I cetacei popolavano il mare Miocenico salentino. Il più imponente, il più maestoso di tutti è lo zigofisetere (Zygophyseter varolai Bianucci & Landini, 2006) che è un cetaceo estinto imparentato con il capodoglio. Visse nel Miocene superiore (Tortoniano, circa 7 milioni di anni fa) e i suoi resti sono stati ritrovati in Italia meridionale.
Il nome deriva dallo studioso Andrea Varola che l’ha scoperto e che ha condotto gran parte delle campagne di ricerca paleontologica degli ultimi 50 anni e a cui va il merito dei moltissimi ritrovamenti che ci sono stati nella pietra leccese.
Questo nuovo fiseteroide, infatti, rivela che la strategia alimentare che oggi, fra i delfinidi, è propria solo dell’orca è stata adottata in passato anche da altri cetacei.
In questi mari con batimetrie relativamente elevate e clima di tipo tropicale-subtropicale, non mancheranno anche inconti più “tranquilli” quali quello con il Marlin Makaira cf. nigricans Lacepede, 1802. 
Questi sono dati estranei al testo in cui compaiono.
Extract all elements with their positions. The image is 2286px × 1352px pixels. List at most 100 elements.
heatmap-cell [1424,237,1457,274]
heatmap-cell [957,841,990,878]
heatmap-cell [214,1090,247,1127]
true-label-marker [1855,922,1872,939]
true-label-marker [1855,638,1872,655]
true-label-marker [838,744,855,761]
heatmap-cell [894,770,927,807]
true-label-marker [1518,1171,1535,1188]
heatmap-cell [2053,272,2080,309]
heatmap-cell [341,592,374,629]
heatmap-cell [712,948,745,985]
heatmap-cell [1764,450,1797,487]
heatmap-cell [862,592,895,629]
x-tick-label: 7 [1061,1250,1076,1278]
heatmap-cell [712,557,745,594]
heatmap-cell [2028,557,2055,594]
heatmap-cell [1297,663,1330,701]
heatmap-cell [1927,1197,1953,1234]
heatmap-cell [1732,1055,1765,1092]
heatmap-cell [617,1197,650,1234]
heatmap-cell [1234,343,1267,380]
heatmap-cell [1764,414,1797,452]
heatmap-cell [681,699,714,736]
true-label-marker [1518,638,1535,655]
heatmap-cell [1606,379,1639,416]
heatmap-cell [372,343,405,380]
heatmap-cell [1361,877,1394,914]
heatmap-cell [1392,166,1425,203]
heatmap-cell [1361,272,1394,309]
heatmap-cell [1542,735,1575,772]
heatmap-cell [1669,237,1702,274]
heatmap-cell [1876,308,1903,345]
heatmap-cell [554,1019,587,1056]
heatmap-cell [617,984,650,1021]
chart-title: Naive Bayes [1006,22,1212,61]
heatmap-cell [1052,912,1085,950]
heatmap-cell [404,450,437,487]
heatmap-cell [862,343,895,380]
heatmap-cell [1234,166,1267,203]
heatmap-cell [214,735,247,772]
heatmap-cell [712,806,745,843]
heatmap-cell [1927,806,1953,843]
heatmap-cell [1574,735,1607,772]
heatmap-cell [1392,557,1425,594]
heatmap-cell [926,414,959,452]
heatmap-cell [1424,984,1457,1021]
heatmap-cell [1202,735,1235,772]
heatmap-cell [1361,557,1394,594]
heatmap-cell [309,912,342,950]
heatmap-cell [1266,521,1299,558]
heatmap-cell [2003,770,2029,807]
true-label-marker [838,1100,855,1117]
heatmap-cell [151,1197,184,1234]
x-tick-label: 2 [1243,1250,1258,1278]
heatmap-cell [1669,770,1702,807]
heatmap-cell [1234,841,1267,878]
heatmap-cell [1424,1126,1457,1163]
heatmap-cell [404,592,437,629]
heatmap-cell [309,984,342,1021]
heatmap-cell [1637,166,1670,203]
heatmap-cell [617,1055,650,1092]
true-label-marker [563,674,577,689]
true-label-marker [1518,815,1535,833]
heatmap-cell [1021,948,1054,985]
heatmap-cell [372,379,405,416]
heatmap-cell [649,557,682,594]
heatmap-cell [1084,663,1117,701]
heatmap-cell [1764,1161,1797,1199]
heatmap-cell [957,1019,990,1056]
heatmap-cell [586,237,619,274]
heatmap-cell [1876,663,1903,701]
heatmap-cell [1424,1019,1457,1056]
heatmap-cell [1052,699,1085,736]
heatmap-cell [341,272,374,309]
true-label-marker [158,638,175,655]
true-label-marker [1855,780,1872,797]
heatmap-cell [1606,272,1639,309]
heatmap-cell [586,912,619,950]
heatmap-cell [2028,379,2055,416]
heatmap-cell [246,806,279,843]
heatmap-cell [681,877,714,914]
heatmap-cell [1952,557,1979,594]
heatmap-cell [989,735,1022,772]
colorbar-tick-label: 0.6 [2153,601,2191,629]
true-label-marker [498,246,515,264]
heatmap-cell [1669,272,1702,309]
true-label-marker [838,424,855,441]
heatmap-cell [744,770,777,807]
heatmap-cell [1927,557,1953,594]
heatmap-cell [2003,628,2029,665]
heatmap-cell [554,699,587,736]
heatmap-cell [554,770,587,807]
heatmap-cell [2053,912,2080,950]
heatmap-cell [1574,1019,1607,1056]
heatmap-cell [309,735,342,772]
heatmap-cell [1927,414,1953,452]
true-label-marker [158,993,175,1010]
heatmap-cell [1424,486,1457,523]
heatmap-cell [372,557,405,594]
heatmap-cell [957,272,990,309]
L'aspetto di questo cetaceo doveva essere una via di mezzo tra quello di un'orca e quello di un capodoglio: lungo circa 10 metri, Zygophyseter era dotato di un lungo e robusto rostro, dotato di lunghi denti acuminati sia nella mascella che nella mandibola. I capodogli attuali, al contrario, possiedono denti solo nella mandibola. Il cranio di Zygophyseter era dotato di un notevole processo zigomatico (da qui il nome generico), che probabilmente ospitava l'organo dello spermaceti.
Conosciuto per uno scheletro quasi completo, questo cetaceo doveva essere uno dei massimi predatori del suo ambiente, a causa della sua taglia e delle specializzazioni del cranio. Soprannominato “capodoglio killer” dai suoi scopritori, lo Zygophyseter poteva cacciare anche prede di grandi dimensioni, in modo molto simile a quello delle orche attuali, grazie ai grandi denti presenti lungo entrambe le mascelle. È considerato uno dei fiseteridi (Physeteridae) più primitivi.
Inoltre nella pietra leccese vi sono scheletri di tartaruga marina che dovevano popolare questi mari. Un altro cetaceo è il Messapicetus longirostris (Cetacea, Ziphiidae) il più primitivo genere degli Ziphiini.
Un tempo i cavatori trovavano “le lingue di tuono” che sono denti di squali tra questi il megalodonte (Carcharodon megalodon o Carcharocles megalodon Louis Agassiz, 1843) è una specie estinta di squalo di notevoli dimensioni, noto per i grandi denti fossili. Il nome scientifico megalodon deriva dal greco e significa appunto "grande dente". I fossili di C. megalodon si trovano in sedimenti dall'Eocene al Pliocene (tra 55 e 1,8 milioni di anni fa).
Il marlin blu (Makaira nigricans Lacepède, 1802) è un grande pesce di mare appartenente alla famiglia Istiophoridae è un altro pesce presente nelle cave di pietra leccese.
Si possono trovare anche resti di tonno. Insomma osservando la pietra leccese è possibile imbattersi in resti di pesci in essa inglobati.